Listen and Learn: How Audiobooks Helped Me Get through College

I’ve known for a long time that I learn best through listening and through verbally discussing a topic. My favorite classes have always been the ones where the professor was a great orator, because it meant I could just sit back and absorb what they were lecturing on. All I ever needed to do was jot down some key words or phrases in my notes, and when I studied later the entire lesson would come flooding back. People thought I was crazy, but it worked for me.

Unfortunately, while entering college meant a lot more lectures, it also meant a lot more assigned readings. Don’t get me wrong, I’m a fantastic reader—I wouldn’t want to go into publishing if I wasn’t—but only when it comes to fiction. Nonfiction, on the other hand, is a completely different story.

When I try to read any nonfiction, even if it has a narrative component, my brain decides that it can’t focus on the words and I get distracted every other sentence. So trying to read so much nonfiction for my classes—sometimes hundreds of pages a week—was just agony to get through, and on top of it all, I could never remember what I had read.

In my sophomore year of college, I noticed my dad had the audiobook version of a book I had to read for class. Instead of renting it from the campus bookstore, I just logged in to his account and downloaded it to my phone. I plugged in my headphones, set the reading speed to 1.5, and sat back to start listening. An hour or so later, I was completely done with the readings and had even gotten a jump start on the next week’s assignment. I could even remember and understand what I was supposed to have learned. It was like something just clicked into place in my brain.

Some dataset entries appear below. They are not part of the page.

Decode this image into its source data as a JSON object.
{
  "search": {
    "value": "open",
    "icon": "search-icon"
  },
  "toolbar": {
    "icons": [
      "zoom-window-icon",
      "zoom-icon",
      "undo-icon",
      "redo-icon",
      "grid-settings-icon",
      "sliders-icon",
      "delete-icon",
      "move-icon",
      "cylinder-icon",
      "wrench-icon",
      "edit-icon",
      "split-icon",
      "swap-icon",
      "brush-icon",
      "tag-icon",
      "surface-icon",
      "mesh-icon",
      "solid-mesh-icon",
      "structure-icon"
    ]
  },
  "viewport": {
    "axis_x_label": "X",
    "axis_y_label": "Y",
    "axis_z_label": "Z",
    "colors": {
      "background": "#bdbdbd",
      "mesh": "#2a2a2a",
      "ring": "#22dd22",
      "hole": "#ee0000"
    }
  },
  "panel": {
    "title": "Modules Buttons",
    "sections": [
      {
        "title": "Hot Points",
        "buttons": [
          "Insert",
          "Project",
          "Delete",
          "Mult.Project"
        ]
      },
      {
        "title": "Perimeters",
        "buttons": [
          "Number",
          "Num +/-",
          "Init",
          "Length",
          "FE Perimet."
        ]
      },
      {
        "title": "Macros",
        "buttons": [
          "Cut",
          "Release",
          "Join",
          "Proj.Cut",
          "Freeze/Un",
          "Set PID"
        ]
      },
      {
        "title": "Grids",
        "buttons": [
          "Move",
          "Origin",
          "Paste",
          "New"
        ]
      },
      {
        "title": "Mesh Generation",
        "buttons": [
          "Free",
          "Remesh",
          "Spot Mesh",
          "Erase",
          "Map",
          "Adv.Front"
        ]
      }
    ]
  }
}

Listening instead of reading allowed me to experience nonfiction in a way I never had before. When I’m reading, I have no concept of the author’s voice, but when I’m listening, it’s as if the author is casually explaining everything to me in a conversation. I started by just listening to assigned books for classes, but I quickly began consuming books about any subject I found remotely interesting. From the fascinating technical explanations in How Google Works by Eric Schmidt and Jonathan Rosenberg to the deep insights about life found in Bird by Bird: Some Instructions on Writing and Life by Anne Lamott, I listened to it all.

Interestingly enough, it seems like I’m not the only one who’s recently discovered audiobooks. According to the Association of American Publishers, revenue for the nonfiction category has grown by 28.4% since 2013, and “nearly 150 million more adult nonfiction books were sold in 2017 than in 2013.” When possible, every nonfiction narrative should be released as an audiobook. The numbers don’t lie: there’s a whole legion of people out there who are just like me—about 30 percent of the population, in fact—and I guarantee they would love to listen to these books if they were made available in audiobook form.